Harley Quinn #1.
Amanda Conner, Jimmy Palmiotti, Chad Hardin, Alex Sinclair
There were a lot of directions the ongoing Harley Quinn comic could have taken. The madcap absurdity of Harley Quinn #0 pointed to Harley as an alternative to Marvel’s favorite violent, fourth-wall-breaking madman, Deadpool, as the most likely direction, but there were others. I have to say, though – I did not expect the book to ultimately be a sitcom in which Harley had to maintain a rundown apartment building while fending off hit men and befriending the neighbors, despite that being spoiled in both the zero issue and (to a degree) in the solicits. It just feels like a weird choice.
At the end of the fever dream that was Harley Quinn #0, Harley was given a Coney Island apartment building by a recently deceased former patient of hers at Arkham – and, for a patient at Arkham Asylum who found Harley’s somewhat questionable methods helpful, the offer seems startlingly legitimate. Harley, a tax payer? Holding down regular jobs? There’s no way this can end well – and we don’t want it to!
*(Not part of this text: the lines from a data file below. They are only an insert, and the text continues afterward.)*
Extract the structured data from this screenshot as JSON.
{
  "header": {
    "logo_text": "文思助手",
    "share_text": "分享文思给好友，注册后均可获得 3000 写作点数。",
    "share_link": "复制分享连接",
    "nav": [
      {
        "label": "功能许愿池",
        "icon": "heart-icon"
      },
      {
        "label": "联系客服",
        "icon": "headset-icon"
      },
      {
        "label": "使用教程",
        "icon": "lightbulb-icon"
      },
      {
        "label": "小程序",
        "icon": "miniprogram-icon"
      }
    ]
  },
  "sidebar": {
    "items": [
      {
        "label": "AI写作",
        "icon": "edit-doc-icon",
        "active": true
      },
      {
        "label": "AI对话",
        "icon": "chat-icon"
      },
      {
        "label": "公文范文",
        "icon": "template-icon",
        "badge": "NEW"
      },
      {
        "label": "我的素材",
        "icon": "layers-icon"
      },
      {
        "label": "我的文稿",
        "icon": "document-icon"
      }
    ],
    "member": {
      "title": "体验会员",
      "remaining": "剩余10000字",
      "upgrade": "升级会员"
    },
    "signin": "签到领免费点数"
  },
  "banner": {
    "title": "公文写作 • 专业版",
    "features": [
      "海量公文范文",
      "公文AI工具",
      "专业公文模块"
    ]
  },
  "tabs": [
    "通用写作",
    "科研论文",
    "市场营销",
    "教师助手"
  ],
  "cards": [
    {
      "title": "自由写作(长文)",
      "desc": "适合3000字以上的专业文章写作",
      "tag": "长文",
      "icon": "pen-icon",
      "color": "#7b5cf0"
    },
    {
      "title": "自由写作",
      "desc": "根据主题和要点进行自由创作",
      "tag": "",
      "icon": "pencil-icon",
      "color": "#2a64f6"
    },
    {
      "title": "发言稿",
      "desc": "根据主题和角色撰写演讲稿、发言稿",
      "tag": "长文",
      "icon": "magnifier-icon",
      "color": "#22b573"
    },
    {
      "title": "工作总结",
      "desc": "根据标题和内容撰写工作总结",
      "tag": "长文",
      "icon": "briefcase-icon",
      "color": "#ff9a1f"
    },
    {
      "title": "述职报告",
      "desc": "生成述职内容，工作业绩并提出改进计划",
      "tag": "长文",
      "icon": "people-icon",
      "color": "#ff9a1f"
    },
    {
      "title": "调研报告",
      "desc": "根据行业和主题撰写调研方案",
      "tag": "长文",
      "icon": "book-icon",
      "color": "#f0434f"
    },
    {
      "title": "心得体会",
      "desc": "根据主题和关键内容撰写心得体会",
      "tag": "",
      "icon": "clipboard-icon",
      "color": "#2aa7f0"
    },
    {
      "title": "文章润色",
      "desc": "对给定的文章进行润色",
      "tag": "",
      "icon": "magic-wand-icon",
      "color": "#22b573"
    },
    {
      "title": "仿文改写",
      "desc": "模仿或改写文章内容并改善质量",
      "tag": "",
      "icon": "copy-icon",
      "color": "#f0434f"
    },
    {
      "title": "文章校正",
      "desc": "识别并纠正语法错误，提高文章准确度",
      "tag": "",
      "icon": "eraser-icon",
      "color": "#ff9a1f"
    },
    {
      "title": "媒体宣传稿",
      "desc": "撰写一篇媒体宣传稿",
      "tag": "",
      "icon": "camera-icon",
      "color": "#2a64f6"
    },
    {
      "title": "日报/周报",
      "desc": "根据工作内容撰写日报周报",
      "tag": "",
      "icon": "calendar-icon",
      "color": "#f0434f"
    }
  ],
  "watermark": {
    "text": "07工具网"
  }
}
While one of her gigs seems like a pretty obvious sight gag at best, some of her schemes are a little bit longer-running, and should be a blast to follow. Unfortunately, this issue can’t really do much with them. The downside to the path Palmiotti and Conner have chosen to follow is that it requires a lot of set-up, and very little of that set-up is handled with a particularly deft hand here.
In almost every way possible, this is just a letdown after Harley Quinn #0, though that isn’t particularly fair. How can Chad Hardin compare after an issue that featured art from Bruce Timm, Darwyn Cooke, and Becky Cloonan? Hardin is talented, but a lot of the artists featured in #0 are kinetic, lively stylists whose art is full of personality. With cartoonier styles, the ‘Juggalo Harley’ redesign almost works, but Hardin can’t quite make it as playful as the series around it. Hardin does manage to inject some life into things, though – the best example is an early page featuring the world’s most dejected dachshund, a wonderfully physical sight gag. It’s one of the few moments in the book that makes me smile ever time I see it.
I know I sound fairly negative, but I’m honestly not too disappointed. While I enjoyed the first issue last month, I also noted how easy it was for a book that aggressively manic to slip off the track, as the various Deadpool books have with some regularity. Many of the best comedy comics are either a series of shorts, like Michael Kupperman’s excellent Tales Designed to Thrizzle, or grounded in strong, well-crafted characters or settings, like Valiant’s Archer and Armstrong or Quantum and Woody, and it seems like that’s the direction Harley Quinn is going to take. While Conner, Palmiotti, and Hardin have a tough road ahead, this issue actually gives me some hope that they want to stick with this for the long haul. There are growing pains clearly visible here, but there’s promise, too.